The companies provided pages of documentation and worksheets showing how much savings they could pass on to their policyholders.

But submitting percentages is everywhere. Some indicated the dollar amount they could return to policyholders, while most only showed a percentage reduction of what they recovered that could be passed on to policyholders. Several hid their plans as trade secrets, a tactic that troubled the state representative. Anna Escamani D-Orlando.

“People are in the dark and they want answers,” Escamani said.

Some companies encountered problems in calculating their estimated premiums, damages and interest refunds, and state regulators had to point them out and force them to correct their mistakes. In one case, officials told Berkeley they used the wrong growth numbers to determine insurance premiums and suggested a way to get a more reasonable estimate of the savings.

At least one company, Foremost, did the math and decided it wasn’t worth participating until OIR officials convinced them otherwise.

Some companies applying for RAP are experiencing financial difficulties.

United Property and Casualty of St. Petersburgone of the largest companies in Florida with 180,000 policies, estimated total savings of 1.2%

United stopped issuing new policies in February and is considering a sale or merger to stay afloat, insurance industry publications said. It recently asked the government for a 15% rate hike.

Federal National and Monarch, which recently dumped tens of thousands of policyholders Florida in an effort to remain solvent, calculated a savings premium of 0.8% overall. Insurance rating giant Demotech downgraded Federated’s stability rating in April from “outstanding” to “significant.”
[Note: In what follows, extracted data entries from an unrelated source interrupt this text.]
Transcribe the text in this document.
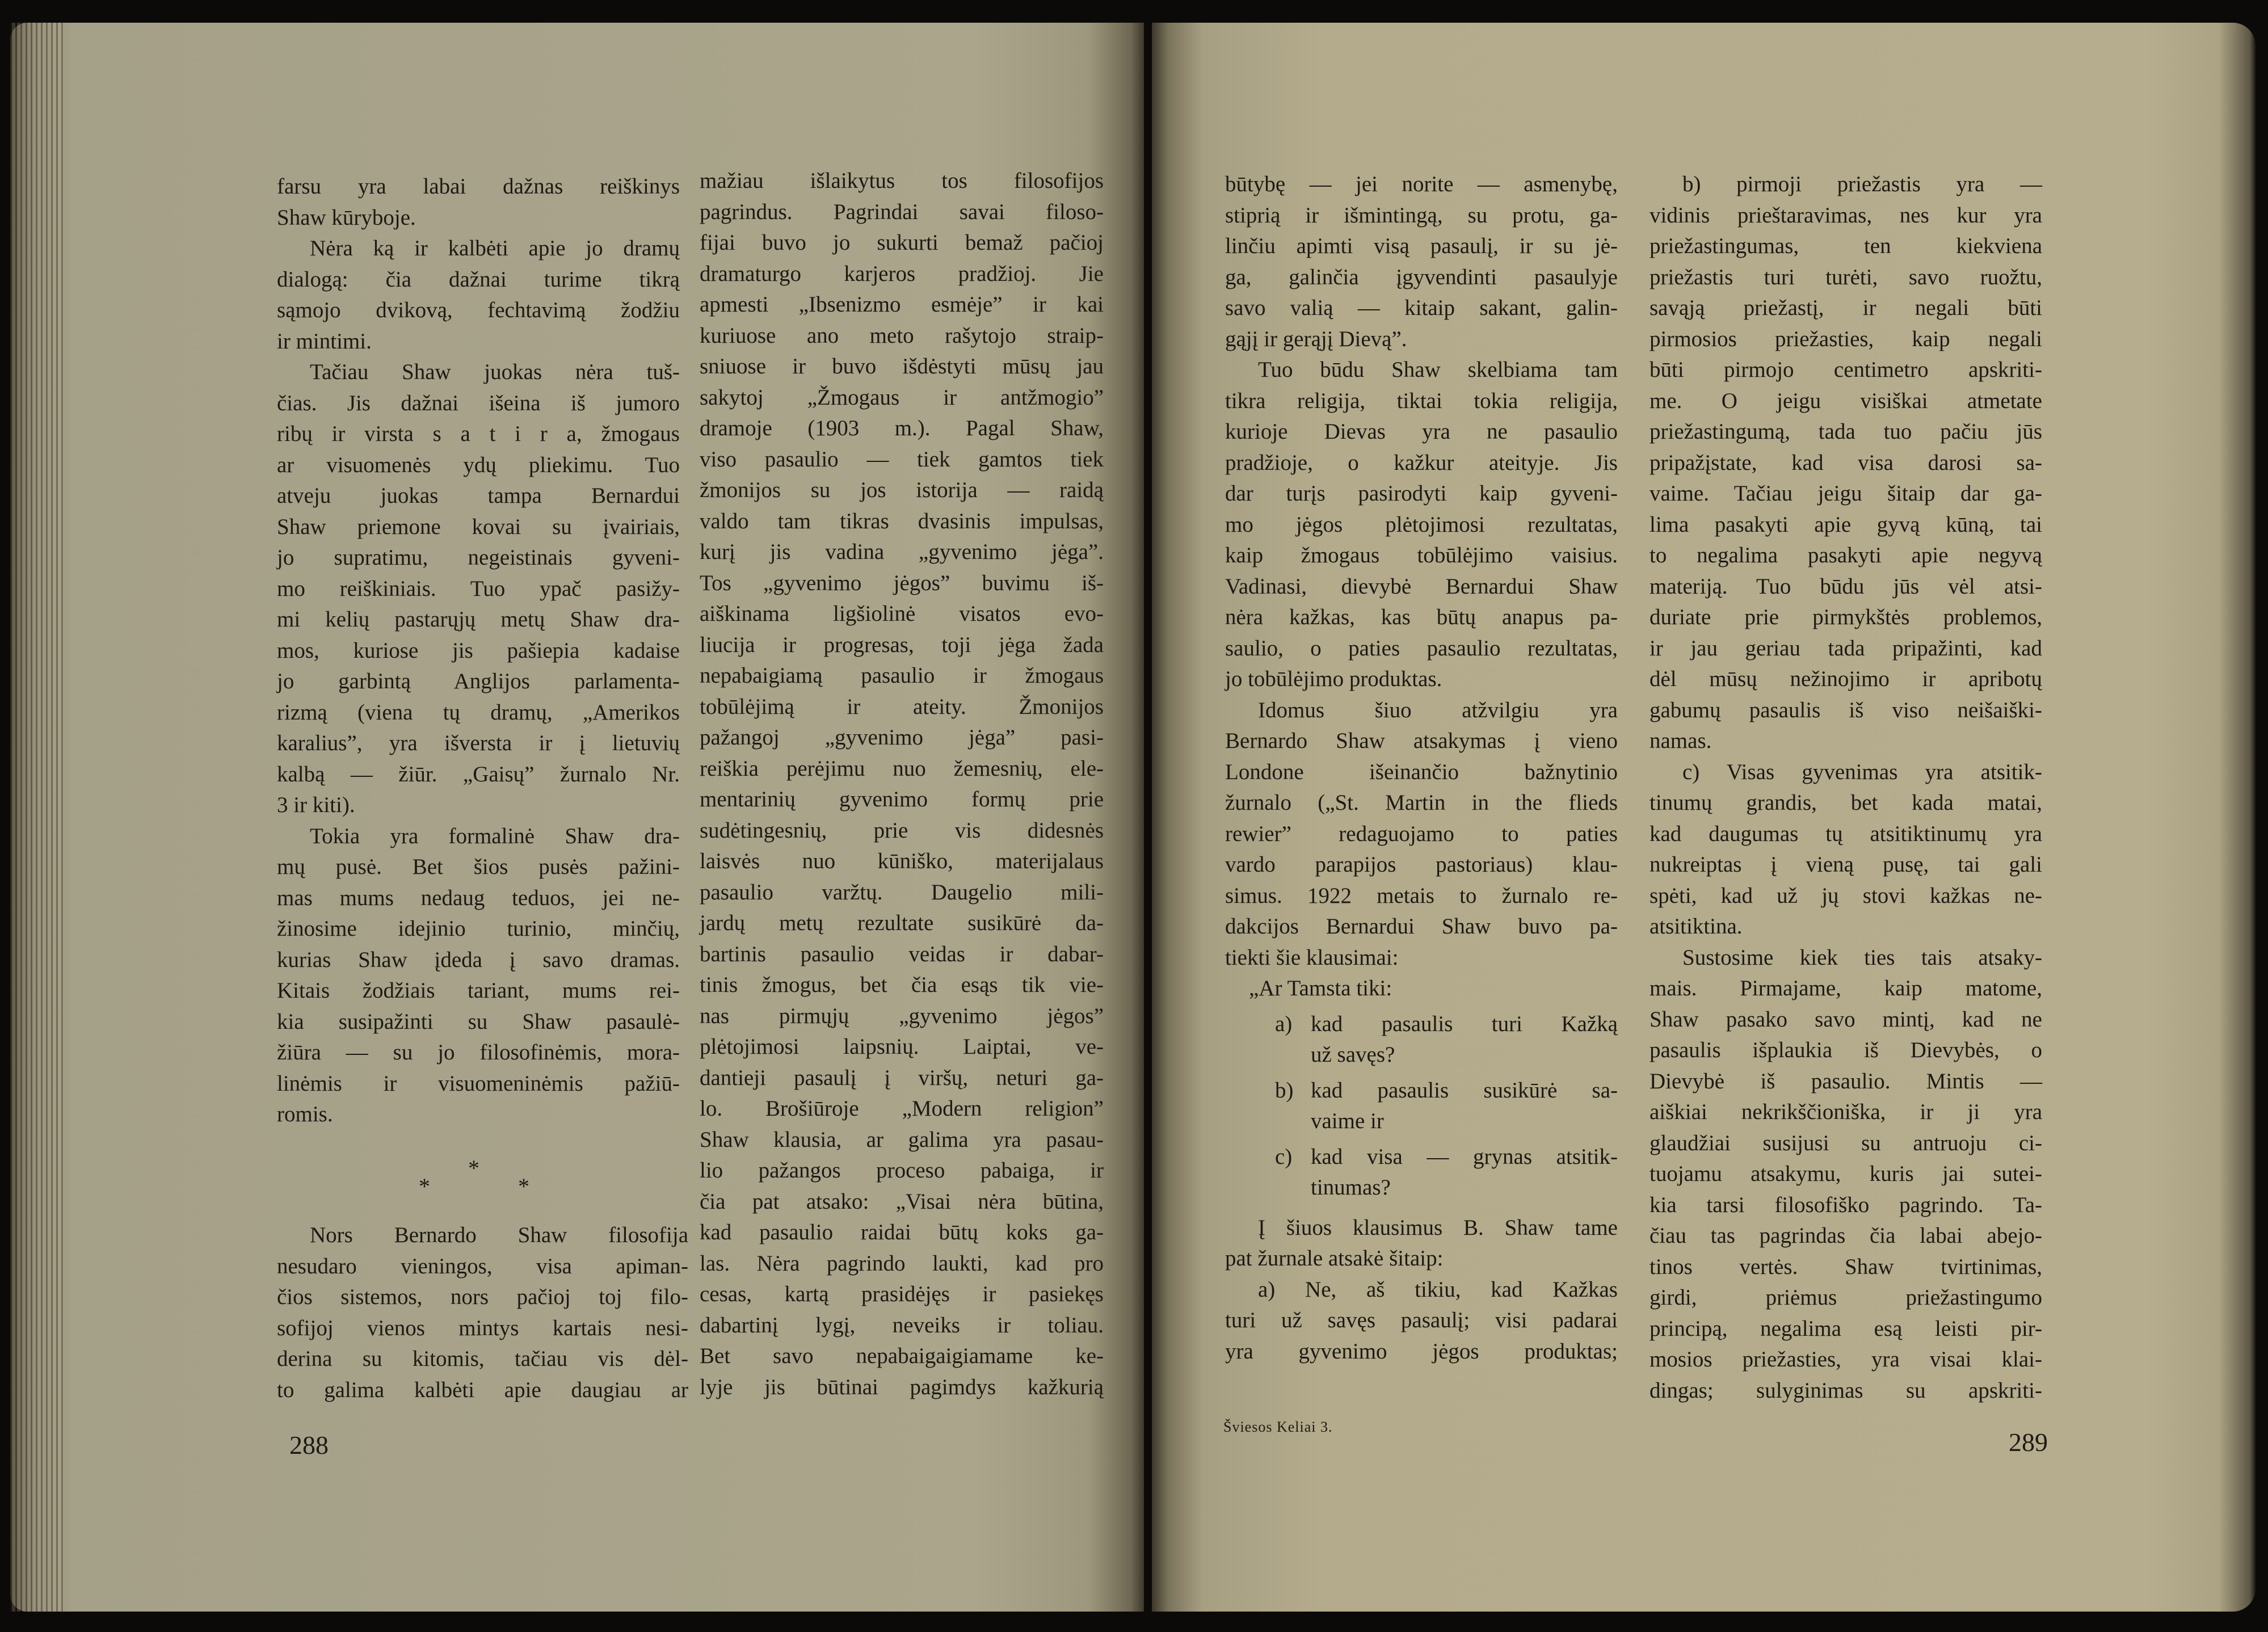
farsu yra labai dažnas reiškinys
Shaw kūryboje.
Nėra ką ir kalbėti apie jo dramų
dialogą: čia dažnai turime tikrą
sąmojo dvikovą, fechtavimą žodžiu
ir mintimi.
Tačiau Shaw juokas nėra tuš-
čias. Jis dažnai išeina iš jumoro
ribų ir virsta s a t i r a, žmogaus
ar visuomenės ydų pliekimu. Tuo
atveju juokas tampa Bernardui
Shaw priemone kovai su įvairiais,
jo supratimu, negeistinais gyveni-
mo reiškiniais. Tuo ypač pasižy-
mi kelių pastarųjų metų Shaw dra-
mos, kuriose jis pašiepia kadaise
jo garbintą Anglijos parlamenta-
rizmą (viena tų dramų, „Amerikos
karalius”, yra išversta ir į lietuvių
kalbą — žiūr. „Gaisų” žurnalo Nr.
3 ir kiti).
Tokia yra formalinė Shaw dra-
mų pusė. Bet šios pusės pažini-
mas mums nedaug teduos, jei ne-
žinosime idejinio turinio, minčių,
kurias Shaw įdeda į savo dramas.
Kitais žodžiais tariant, mums rei-
kia susipažinti su Shaw pasaulė-
žiūra — su jo filosofinėmis, mora-
linėmis ir visuomeninėmis pažiū-
romis.
*
*	*
Nors Bernardo Shaw filosofija
nesudaro vieningos, visa apiman-
čios sistemos, nors pačioj toj filo-
sofijoj vienos mintys kartais nesi-
derina su kitomis, tačiau vis dėl-
to galima kalbėti apie daugiau ar
mažiau išlaikytus tos filosofijos
pagrindus. Pagrindai savai filoso-
fijai buvo jo sukurti bemaž pačioj
dramaturgo karjeros pradžioj. Jie
apmesti „Ibsenizmo esmėje” ir kai
kuriuose ano meto rašytojo straip-
sniuose ir buvo išdėstyti mūsų jau
sakytoj „Žmogaus ir antžmogio”
dramoje (1903 m.). Pagal Shaw,
viso pasaulio — tiek gamtos tiek
žmonijos su jos istorija — raidą
valdo tam tikras dvasinis impulsas,
kurį jis vadina „gyvenimo jėga”.
Tos „gyvenimo jėgos” buvimu iš-
aiškinama ligšiolinė visatos evo-
liucija ir progresas, toji jėga žada
nepabaigiamą pasaulio ir žmogaus
tobūlėjimą ir ateity. Žmonijos
pažangoj „gyvenimo jėga” pasi-
reiškia perėjimu nuo žemesnių, ele-
mentarinių gyvenimo formų prie
sudėtingesnių, prie vis didesnės
laisvės nuo kūniško, materijalaus
pasaulio varžtų. Daugelio mili-
jardų metų rezultate susikūrė da-
bartinis pasaulio veidas ir dabar-
tinis žmogus, bet čia esąs tik vie-
nas pirmųjų „gyvenimo jėgos”
plėtojimosi laipsnių. Laiptai, ve-
dantieji pasaulį į viršų, neturi ga-
lo. Brošiūroje „Modern religion”
Shaw klausia, ar galima yra pasau-
lio pažangos proceso pabaiga, ir
čia pat atsako: „Visai nėra būtina,
kad pasaulio raidai būtų koks ga-
las. Nėra pagrindo laukti, kad pro
cesas, kartą prasidėjęs ir pasiekęs
dabartinį lygį, neveiks ir toliau.
Bet savo nepabaigaigiamame ke-
lyje jis būtinai pagimdys kažkurią
288
būtybę — jei norite — asmenybę,
stiprią ir išmintingą, su protu, ga-
linčiu apimti visą pasaulį, ir su jė-
ga, galinčia įgyvendinti pasaulyje
savo valią — kitaip sakant, galin-
gąjį ir gerąjį Dievą”.
Tuo būdu Shaw skelbiama tam
tikra religija, tiktai tokia religija,
kurioje Dievas yra ne pasaulio
pradžioje, o kažkur ateityje. Jis
dar turįs pasirodyti kaip gyveni-
mo jėgos plėtojimosi rezultatas,
kaip žmogaus tobūlėjimo vaisius.
Vadinasi, dievybė Bernardui Shaw
nėra kažkas, kas būtų anapus pa-
saulio, o paties pasaulio rezultatas,
jo tobūlėjimo produktas.
Idomus šiuo atžvilgiu yra
Bernardo Shaw atsakymas į vieno
Londone išeinančio bažnytinio
žurnalo („St. Martin in the flieds
rewier” redaguojamo to paties
vardo parapijos pastoriaus) klau-
simus. 1922 metais to žurnalo re-
dakcijos Bernardui Shaw buvo pa-
tiekti šie klausimai:
„Ar Tamsta tiki:
a) kad pasaulis turi Kažką
už savęs?
b) kad pasaulis susikūrė sa-
vaime ir
c) kad visa — grynas atsitik-
tinumas?
Į šiuos klausimus B. Shaw tame
pat žurnale atsakė šitaip:
a) Ne, aš tikiu, kad Kažkas
turi už savęs pasaulį; visi padarai
yra gyvenimo jėgos produktas;
b) pirmoji priežastis yra —
vidinis prieštaravimas, nes kur yra
priežastingumas, ten kiekviena
priežastis turi turėti, savo ruožtu,
savąją priežastį, ir negali būti
pirmosios priežasties, kaip negali
būti pirmojo centimetro apskriti-
me. O jeigu visiškai atmetate
priežastingumą, tada tuo pačiu jūs
pripažįstate, kad visa darosi sa-
vaime. Tačiau jeigu šitaip dar ga-
lima pasakyti apie gyvą kūną, tai
to negalima pasakyti apie negyvą
materiją. Tuo būdu jūs vėl atsi-
duriate prie pirmykštės problemos,
ir jau geriau tada pripažinti, kad
dėl mūsų nežinojimo ir apribotų
gabumų pasaulis iš viso neišaiški-
namas.
c) Visas gyvenimas yra atsitik-
tinumų grandis, bet kada matai,
kad daugumas tų atsitiktinumų yra
nukreiptas į vieną pusę, tai gali
spėti, kad už jų stovi kažkas ne-
atsitiktina.
Sustosime kiek ties tais atsaky-
mais. Pirmajame, kaip matome,
Shaw pasako savo mintį, kad ne
pasaulis išplaukia iš Dievybės, o
Dievybė iš pasaulio. Mintis —
aiškiai nekrikščioniška, ir ji yra
glaudžiai susijusi su antruoju ci-
tuojamu atsakymu, kuris jai sutei-
kia tarsi filosofiško pagrindo. Ta-
čiau tas pagrindas čia labai abejo-
tinos vertės. Shaw tvirtinimas,
girdi, priėmus priežastingumo
principą, negalima esą leisti pir-
mosios priežasties, yra visai klai-
dingas; sulyginimas su apskriti-
Šviesos Keliai 3.
289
“Our fears are being confirmed that the special session was more about bailing out the insurance industry than giving consumers a break,” Escamani said.

Republicans rejected at least half a dozen amendments in both House and Senate to address rate hikes, including a 5% cap on increases, requiring insurance companies to pass on any savings from litigation reforms to consumers in the form of rate reductions or rebates, and requiring data reporting in the bill to include the impact of climate change on interest rates.

“Citizens become the resort’s only insurer,” Escamani said. “None of this is sustainable at all.”